La perfection médiévale. Visite du Getty Center de Los Angelesmardi, 6 novembre 2007

Après ces merveilleuses dégustations, un peu de repos s’impose. Faire du shopping à Beverly Hills, c’est imaginer, l’espace d’un instant que l’on est riche. Les articles que je regarde ont un nombre suffisant de zéros avant la virgule pour que je me tienne sage, sauf pour des vêtements qui font de moi un « vrai » américain. Je vais au musée Getty. Comment est-il possible, même pour l’homme qui fut le plus riche du monde, d’acheter une immense colline qui offre une vue époustouflante sur Los Angeles et d’y construire une ensemble gigantesque qui représente au moins cent fois la villa Noailles de Hyères. Les parkings en sous-sol pour les bus scolaires couvrent des hectares. On accède au site par une noria de navettes électriques qui sont les mêmes qu’aux nouveaux terminaux de Roissy et l’on est accueilli par une splendide sculpture de Maillol qui fait une tache de couleur devant un ensemble de bâtiments en marbre blanc. Alentour on peut discerner à travers le brouillard constant des panoramas à couper le souffle. La comparaison à la villa Noailles n’est pas vide de sens tant l’enchevêtrement de bâtiments et de perspectives ouvre des horizons nouveaux.

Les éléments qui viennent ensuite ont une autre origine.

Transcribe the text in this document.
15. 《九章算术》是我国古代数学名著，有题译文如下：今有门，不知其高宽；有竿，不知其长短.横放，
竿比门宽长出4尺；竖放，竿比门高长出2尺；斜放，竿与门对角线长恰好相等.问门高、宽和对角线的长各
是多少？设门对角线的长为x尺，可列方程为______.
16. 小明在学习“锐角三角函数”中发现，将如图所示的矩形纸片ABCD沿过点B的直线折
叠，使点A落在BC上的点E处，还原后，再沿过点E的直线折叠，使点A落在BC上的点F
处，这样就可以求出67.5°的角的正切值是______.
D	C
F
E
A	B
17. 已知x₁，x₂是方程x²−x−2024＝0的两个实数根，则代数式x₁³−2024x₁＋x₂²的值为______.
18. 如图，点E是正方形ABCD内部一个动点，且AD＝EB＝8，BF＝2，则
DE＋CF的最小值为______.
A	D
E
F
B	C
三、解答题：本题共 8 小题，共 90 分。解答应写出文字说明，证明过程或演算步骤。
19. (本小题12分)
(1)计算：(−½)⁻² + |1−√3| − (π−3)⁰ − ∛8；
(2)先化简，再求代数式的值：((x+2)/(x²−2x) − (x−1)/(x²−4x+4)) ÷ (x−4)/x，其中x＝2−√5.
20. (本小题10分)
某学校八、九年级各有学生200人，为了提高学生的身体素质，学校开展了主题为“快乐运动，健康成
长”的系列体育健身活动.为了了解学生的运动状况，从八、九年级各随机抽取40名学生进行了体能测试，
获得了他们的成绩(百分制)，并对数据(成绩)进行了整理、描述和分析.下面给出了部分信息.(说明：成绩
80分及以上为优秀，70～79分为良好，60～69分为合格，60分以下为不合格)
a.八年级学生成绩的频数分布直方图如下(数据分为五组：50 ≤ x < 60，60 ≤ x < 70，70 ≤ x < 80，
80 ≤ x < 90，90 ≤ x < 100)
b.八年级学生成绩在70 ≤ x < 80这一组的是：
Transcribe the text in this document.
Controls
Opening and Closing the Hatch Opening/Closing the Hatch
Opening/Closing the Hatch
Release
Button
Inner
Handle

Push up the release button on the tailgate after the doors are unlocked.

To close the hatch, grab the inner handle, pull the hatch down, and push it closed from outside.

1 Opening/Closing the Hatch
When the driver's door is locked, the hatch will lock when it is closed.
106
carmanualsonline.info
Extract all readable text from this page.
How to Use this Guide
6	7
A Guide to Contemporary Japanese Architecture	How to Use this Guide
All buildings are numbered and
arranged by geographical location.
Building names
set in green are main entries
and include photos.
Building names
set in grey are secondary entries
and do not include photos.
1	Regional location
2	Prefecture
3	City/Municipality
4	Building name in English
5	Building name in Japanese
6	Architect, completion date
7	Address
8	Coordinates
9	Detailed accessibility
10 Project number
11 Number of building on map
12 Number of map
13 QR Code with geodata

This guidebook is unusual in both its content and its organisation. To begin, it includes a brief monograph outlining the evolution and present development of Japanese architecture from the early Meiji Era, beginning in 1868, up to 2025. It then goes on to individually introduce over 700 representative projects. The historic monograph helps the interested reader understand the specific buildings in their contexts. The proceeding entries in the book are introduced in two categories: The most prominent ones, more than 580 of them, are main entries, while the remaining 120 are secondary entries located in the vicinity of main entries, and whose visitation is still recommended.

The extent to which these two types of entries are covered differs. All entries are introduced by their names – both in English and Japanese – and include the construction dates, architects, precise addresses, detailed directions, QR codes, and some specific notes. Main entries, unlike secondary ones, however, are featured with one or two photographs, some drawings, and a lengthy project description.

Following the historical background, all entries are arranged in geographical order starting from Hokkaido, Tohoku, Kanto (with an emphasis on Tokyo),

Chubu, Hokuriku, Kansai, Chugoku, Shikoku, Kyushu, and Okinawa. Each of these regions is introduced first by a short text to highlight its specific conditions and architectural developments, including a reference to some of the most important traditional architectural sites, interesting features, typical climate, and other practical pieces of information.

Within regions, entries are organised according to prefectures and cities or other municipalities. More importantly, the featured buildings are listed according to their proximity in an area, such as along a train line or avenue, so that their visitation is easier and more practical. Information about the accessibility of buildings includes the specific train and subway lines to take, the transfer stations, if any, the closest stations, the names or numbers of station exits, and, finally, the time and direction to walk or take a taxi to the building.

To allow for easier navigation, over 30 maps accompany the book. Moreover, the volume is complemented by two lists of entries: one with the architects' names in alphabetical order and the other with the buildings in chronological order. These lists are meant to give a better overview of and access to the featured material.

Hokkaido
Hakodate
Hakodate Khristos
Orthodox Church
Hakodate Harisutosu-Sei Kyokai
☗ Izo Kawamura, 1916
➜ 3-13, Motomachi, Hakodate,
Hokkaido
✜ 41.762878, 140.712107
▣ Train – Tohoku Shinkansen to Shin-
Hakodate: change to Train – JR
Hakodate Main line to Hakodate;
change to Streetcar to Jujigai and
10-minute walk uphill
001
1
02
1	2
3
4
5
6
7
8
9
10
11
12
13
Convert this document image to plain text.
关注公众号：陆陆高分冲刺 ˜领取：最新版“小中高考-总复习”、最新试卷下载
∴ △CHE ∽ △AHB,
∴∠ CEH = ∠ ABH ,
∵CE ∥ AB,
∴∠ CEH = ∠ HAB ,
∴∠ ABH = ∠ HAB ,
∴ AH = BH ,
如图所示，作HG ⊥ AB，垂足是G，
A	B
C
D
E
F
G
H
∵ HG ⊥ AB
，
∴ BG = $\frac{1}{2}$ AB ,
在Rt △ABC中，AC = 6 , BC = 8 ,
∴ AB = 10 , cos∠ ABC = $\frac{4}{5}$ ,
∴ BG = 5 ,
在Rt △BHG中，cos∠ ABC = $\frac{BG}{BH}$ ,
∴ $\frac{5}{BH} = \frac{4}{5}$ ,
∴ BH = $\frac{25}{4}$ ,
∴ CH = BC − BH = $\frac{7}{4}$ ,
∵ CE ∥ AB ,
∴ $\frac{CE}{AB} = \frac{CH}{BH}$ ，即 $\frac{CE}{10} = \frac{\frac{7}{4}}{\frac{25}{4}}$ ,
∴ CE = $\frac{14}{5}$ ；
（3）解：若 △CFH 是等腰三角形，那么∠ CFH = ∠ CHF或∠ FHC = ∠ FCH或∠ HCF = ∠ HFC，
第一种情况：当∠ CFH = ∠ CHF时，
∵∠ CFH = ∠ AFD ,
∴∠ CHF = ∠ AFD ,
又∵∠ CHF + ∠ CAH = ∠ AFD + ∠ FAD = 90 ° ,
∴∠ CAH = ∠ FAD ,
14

Je vais visiter une exposition temporaire d’œuvres médiévales, et j’ai un choc qui crée un lien avec le monde du vin. Des sculptures en marbre du 4ème siècle, des tapisseries brodées aux couleurs vives du 5ème siècle, de fines gravures sur ivoire du 8ème siècle montrent que cette époque que l’on voudrait considérer comme barbare avait un sens artistique et une virtuosité technique qui n’a rien à envier à la Renaissance postérieure parfois de mille ans. Je vois une petite plaque octogonale en or avec le Christ crucifié au centre, entouré de douze têtes qui émergent de la plaque, représentant les apôtres aux visages précis malgré leur taille minuscule. Un tel travail d’orfèvrerie ne peut se concevoir dans un monde barbare. Des centaines d’objets remarquables d’une période s’étendant de l’an 300 à 1450 montrent un savoir faire, surtout sur l’ivoire et les enluminures qui me semble perdu aujourd’hui faute de temps et de mécènes. Le lien avec le vin est le suivant : du fait d’une industrialisation extrêmement rapide qui modifie le champ conceptuel presque tous les dix ans, nous croyons bien trop facilement que le monde a été inventé lorsque nous sommes nés et que les générations qui nous précèdent vivaient dans un obscurantisme total. Voilà qu’une tapisserie bien conservée tissée il y a 1600 ans rappelle qu’on savait créer avec art il y a très longtemps, qu’un ivoire d’une émotion intense montre qu’il y a 1200 ans, on créait avec délicatesse. Trop de gens estiment que le bon vin a été inventé dans les quarante dernières années. Ils oublient que la tradition orale, qui permettait la transmission de génération en génération des secrets de l’orfèvrerie a joué le même rôle pour l’excellence du vin. Il y a cent ans, on savait faire du vin, avec l’acquis de plus de mille ans d’essais et d’erreurs. Le vin ne date pas de l’arrivée des maîtres à penser d’aujourd’hui. Le choc artistique qu’a occasionné cette merveilleuse exposition dépasse – fort heureusement – la seule pensée de la similitude au vin. Le musée Getty est un lieu où il faut impérativement se rendre.